The Securities and Exchange Board of India (SEBI) has asked mutual funds to quote the dividend declared on their various schemes in absolute Rupee terms, and not as a percentage.
| Mutual funds (MFs) invest funds on your behalf, and earn profits from time to time on this investment depending on the performance of the markets. (To know more about investment in MFs, please read “Direct investment in Stocks versus Mutual Funds MFs”) |
These MFs also pay back this profit to their investors – you – from time to time in the form of dividends.
(Instead of paying out the profit as dividend, MFs can also retain it and increase the NAV of each MF unit – this happens in the Growth option of a mutual fund. For more details, please read “Mutual Funds – Growth or Dividend option?”)
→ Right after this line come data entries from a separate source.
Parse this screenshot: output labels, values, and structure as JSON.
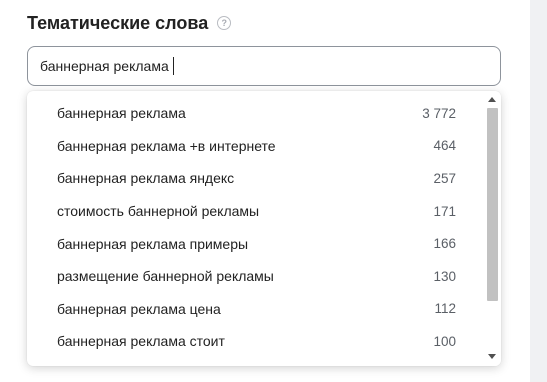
{
  "section": {
    "title": "Тематические слова",
    "help_icon": "?"
  },
  "search": {
    "value": "баннерная реклама"
  },
  "suggestions": [
    {
      "label": "баннерная реклама",
      "count": "3 772"
    },
    {
      "label": "баннерная реклама +в интернете",
      "count": "464"
    },
    {
      "label": "баннерная реклама яндекс",
      "count": "257"
    },
    {
      "label": "стоимость баннерной рекламы",
      "count": "171"
    },
    {
      "label": "баннерная реклама примеры",
      "count": "166"
    },
    {
      "label": "размещение баннерной рекламы",
      "count": "130"
    },
    {
      "label": "баннерная реклама цена",
      "count": "112"
    },
    {
      "label": "баннерная реклама стоит",
      "count": "100"
    }
  ]
}
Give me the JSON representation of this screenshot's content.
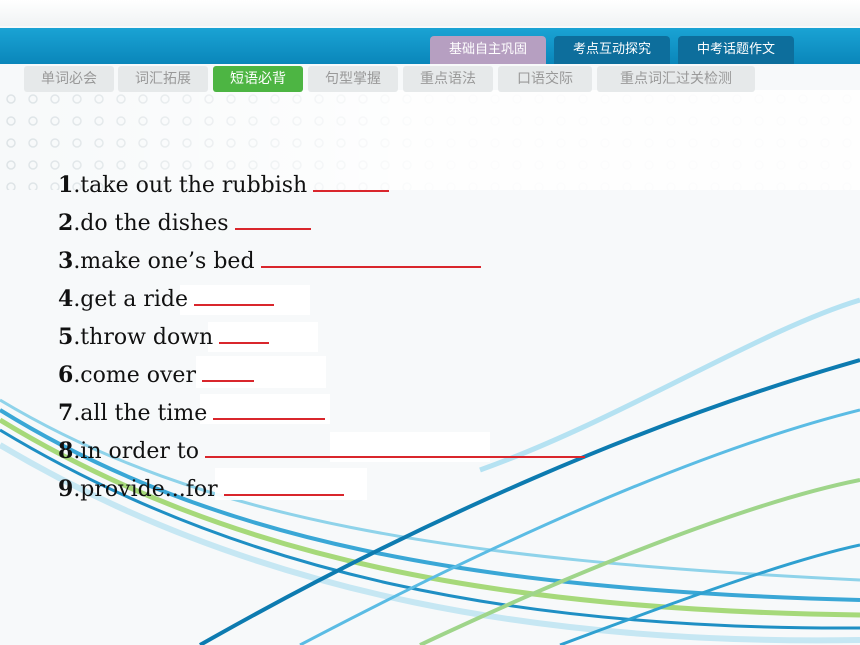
{
  "top_tabs": [
    {
      "label": "基础自主巩固",
      "active": true
    },
    {
      "label": "考点互动探究",
      "active": false
    },
    {
      "label": "中考话题作文",
      "active": false
    }
  ],
  "sub_tabs": [
    {
      "label": "单词必会",
      "active": false
    },
    {
      "label": "词汇拓展",
      "active": false
    },
    {
      "label": "短语必背",
      "active": true
    },
    {
      "label": "句型掌握",
      "active": false
    },
    {
      "label": "重点语法",
      "active": false
    },
    {
      "label": "口语交际",
      "active": false
    },
    {
      "label": "重点词汇过关检测",
      "active": false
    }
  ],
  "items": [
    {
      "num": "1",
      "text": ".take out the rubbish"
    },
    {
      "num": "2",
      "text": ".do the dishes"
    },
    {
      "num": "3",
      "text": ".make one’s bed"
    },
    {
      "num": "4",
      "text": ".get a ride"
    },
    {
      "num": "5",
      "text": ".throw down"
    },
    {
      "num": "6",
      "text": ".come over"
    },
    {
      "num": "7",
      "text": ".all the time"
    },
    {
      "num": "8",
      "text": ".in order to"
    },
    {
      "num": "9",
      "text": ".provide...for"
    }
  ],
  "colors": {
    "accent_blue": "#0a86ba",
    "active_green": "#4db543",
    "answer_red": "#d9262c"
  }
}
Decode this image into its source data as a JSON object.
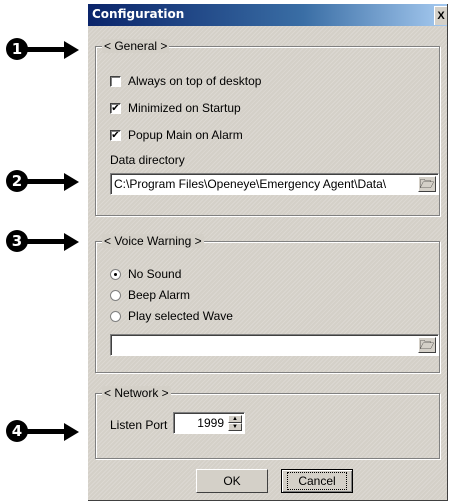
{
  "window": {
    "title": "Configuration",
    "close_label": "X"
  },
  "callouts": [
    "1",
    "2",
    "3",
    "4"
  ],
  "general": {
    "legend": "< General >",
    "options": [
      {
        "label": "Always on top of desktop",
        "checked": false
      },
      {
        "label": "Minimized on Startup",
        "checked": true
      },
      {
        "label": "Popup Main on Alarm",
        "checked": true
      }
    ],
    "data_directory_label": "Data directory",
    "data_directory_value": "C:\\Program Files\\Openeye\\Emergency Agent\\Data\\"
  },
  "voice_warning": {
    "legend": "< Voice Warning >",
    "options": [
      {
        "label": "No Sound",
        "selected": true
      },
      {
        "label": "Beep Alarm",
        "selected": false
      },
      {
        "label": "Play selected Wave",
        "selected": false
      }
    ],
    "wave_file_value": ""
  },
  "network": {
    "legend": "< Network >",
    "listen_port_label": "Listen Port",
    "listen_port_value": "1999"
  },
  "buttons": {
    "ok": "OK",
    "cancel": "Cancel"
  },
  "icons": {
    "browse": "folder-browse-icon",
    "checkmark": "✔"
  },
  "colors": {
    "dialog_bg": "#d4d0c8",
    "title_start": "#0a246a",
    "title_end": "#a6caf0"
  }
}
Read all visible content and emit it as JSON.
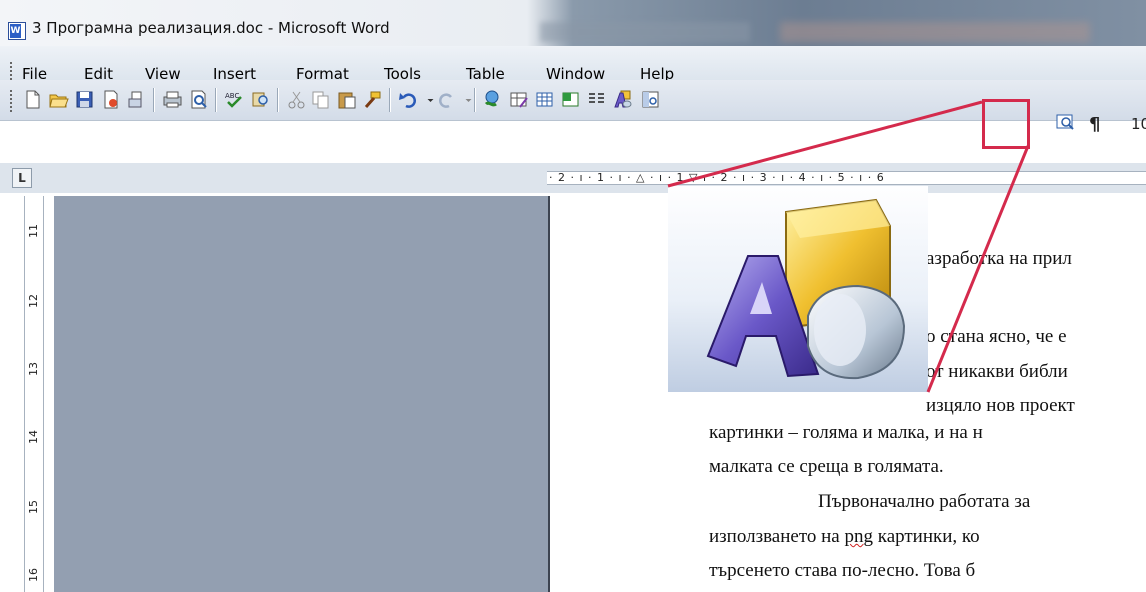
{
  "window": {
    "title": "3 Програмна реализация.doc - Microsoft Word",
    "app_icon": "word-doc-icon"
  },
  "menu": [
    "File",
    "Edit",
    "View",
    "Insert",
    "Format",
    "Tools",
    "Table",
    "Window",
    "Help"
  ],
  "toolbar": {
    "buttons": [
      "new-doc",
      "open",
      "save",
      "permission",
      "email",
      "print",
      "print-preview",
      "spelling",
      "research",
      "cut",
      "copy",
      "paste",
      "format-painter",
      "undo",
      "redo",
      "hyperlink",
      "tables-borders",
      "insert-table",
      "insert-excel",
      "columns",
      "wordart-icon",
      "document-map",
      "show-hide"
    ],
    "paragraph_mark": "¶",
    "font_size": "10"
  },
  "ruler": {
    "horizontal": "· 2 · ı · 1 · ı · △ · ı · 1 ▽ ı · 2 · ı · 3 · ı · 4 · ı · 5 · ı · 6",
    "vertical": [
      "11",
      "12",
      "13",
      "14",
      "15",
      "16"
    ],
    "corner": "L"
  },
  "document": {
    "lines": [
      "азработка на прил",
      "о стана ясно, че е",
      "от никакви библи",
      "изцяло нов проект",
      "картинки – голяма и малка, и на н",
      "малката се среща в голямата.",
      "Първоначално работата за",
      "използването на png картинки, ко",
      "търсенето става по-лесно. Това б"
    ],
    "misspelled_word": "png"
  },
  "callout": {
    "icon": "wordart-icon",
    "highlight_color": "#d42a4c"
  }
}
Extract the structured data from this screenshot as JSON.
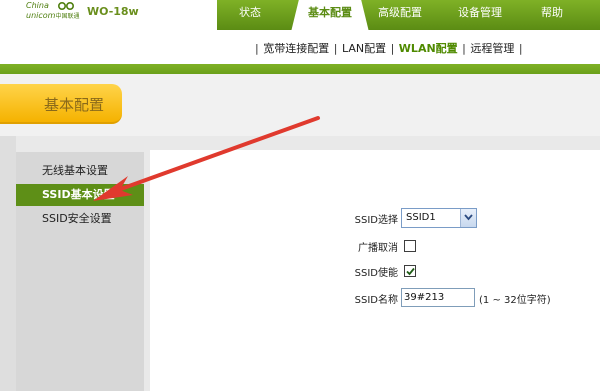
{
  "header": {
    "logo_line1": "China",
    "logo_line2": "unicom",
    "logo_line2_small": "中国联通",
    "model": "WO-18w"
  },
  "nav": {
    "items": [
      {
        "label": "状态"
      },
      {
        "label": "基本配置"
      },
      {
        "label": "高级配置"
      },
      {
        "label": "设备管理"
      },
      {
        "label": "帮助"
      }
    ],
    "active": "基本配置"
  },
  "subnav": {
    "items": [
      {
        "label": "宽带连接配置"
      },
      {
        "label": "LAN配置"
      },
      {
        "label": "WLAN配置"
      },
      {
        "label": "远程管理"
      }
    ],
    "active": "WLAN配置"
  },
  "section": {
    "title": "基本配置"
  },
  "sidebar": {
    "items": [
      {
        "label": "无线基本设置"
      },
      {
        "label": "SSID基本设置"
      },
      {
        "label": "SSID安全设置"
      }
    ],
    "active": "SSID基本设置"
  },
  "form": {
    "ssid_select": {
      "label": "SSID选择",
      "value": "SSID1"
    },
    "broadcast": {
      "label": "广播取消",
      "checked": false
    },
    "ssid_enable": {
      "label": "SSID使能",
      "checked": true
    },
    "ssid_name": {
      "label": "SSID名称",
      "value": "39#213",
      "hint": "(1 ~ 32位字符)"
    }
  },
  "colors": {
    "brand_green": "#5e8f17",
    "section_yellow": "#f5b200",
    "annotation_arrow": "#e03a2e"
  }
}
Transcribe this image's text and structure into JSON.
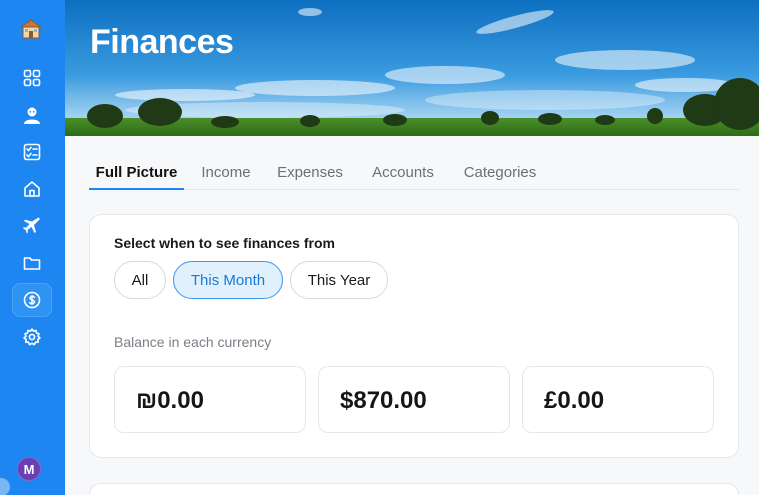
{
  "header": {
    "title": "Finances"
  },
  "tabs": [
    {
      "label": "Full Picture"
    },
    {
      "label": "Income"
    },
    {
      "label": "Expenses"
    },
    {
      "label": "Accounts"
    },
    {
      "label": "Categories"
    }
  ],
  "filter": {
    "label": "Select when to see finances from",
    "options": [
      {
        "label": "All"
      },
      {
        "label": "This Month"
      },
      {
        "label": "This Year"
      }
    ],
    "selected": "This Month"
  },
  "balances": {
    "label": "Balance in each currency",
    "items": [
      {
        "amount": "₪0.00"
      },
      {
        "amount": "$870.00"
      },
      {
        "amount": "£0.00"
      }
    ]
  },
  "user": {
    "initial": "M"
  },
  "colors": {
    "sidebar": "#1d86f0",
    "accent": "#1d86f0",
    "chip_active_bg": "#e1f0fd"
  },
  "icons": [
    "home-logo-icon",
    "dashboard-icon",
    "user-icon",
    "checklist-icon",
    "house-icon",
    "plane-icon",
    "folder-icon",
    "dollar-icon",
    "settings-icon"
  ]
}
So far, most fund houses declared the dividend as a percentage. So, it was up to you to find out how much it was in actual Rupee terms. Now, the Securities and Exchange Board of India (SEBI) has asked mutual funds to quote the dividend declared in absolute Rupee terms, and not as a percentage.
Why is quoting dividend as a percentage not good?
So, what was wrong with expressing dividend as a percentage? Because many investors did not know the answer to the question: “A percentage of what?”
Dividend declared was expressed as a percentage of the face value of the units, which is Rs. 10. However, many people misunderstood it as return on investment – and this was totally wrong.
Various MF houses exploited this lack of knowledge, and quoted the dividend as a percentage – especially in their advertisements, which was highly misleading and resulted in mis-selling of MF schemes.
An example to understand this
Let’s say a mutual fund scheme’s prevailing Net Asset Value (NAV) is Rs. 80. The face value of each unit is Rs. 10.
Now, when the MF company says it has declared a dividend of 30%, it is actually saying that the dividend is Rs. 3 for every unit held by you (30% of the face value of Rs. 10).
However, as an investor, you subconsciously think of it as a rate of return from your investment – you think you would get 30% of the NAV as dividend (or Rs. 24 per unit held). You compare it with the return that you get from a fixed deposit (say 8%), and conclude that the MF scheme is awesome!
(For more on fixed deposits, please read “Fixed Deposit (FD) – A favourite for generations”)
Conclusion
This directive would bring more transparency to MFs and the way they report their returns. Going forward, gauging fund performance and comparing one fund with another would become easier.
This is a step in the right direction, and would help retail investors like you and me.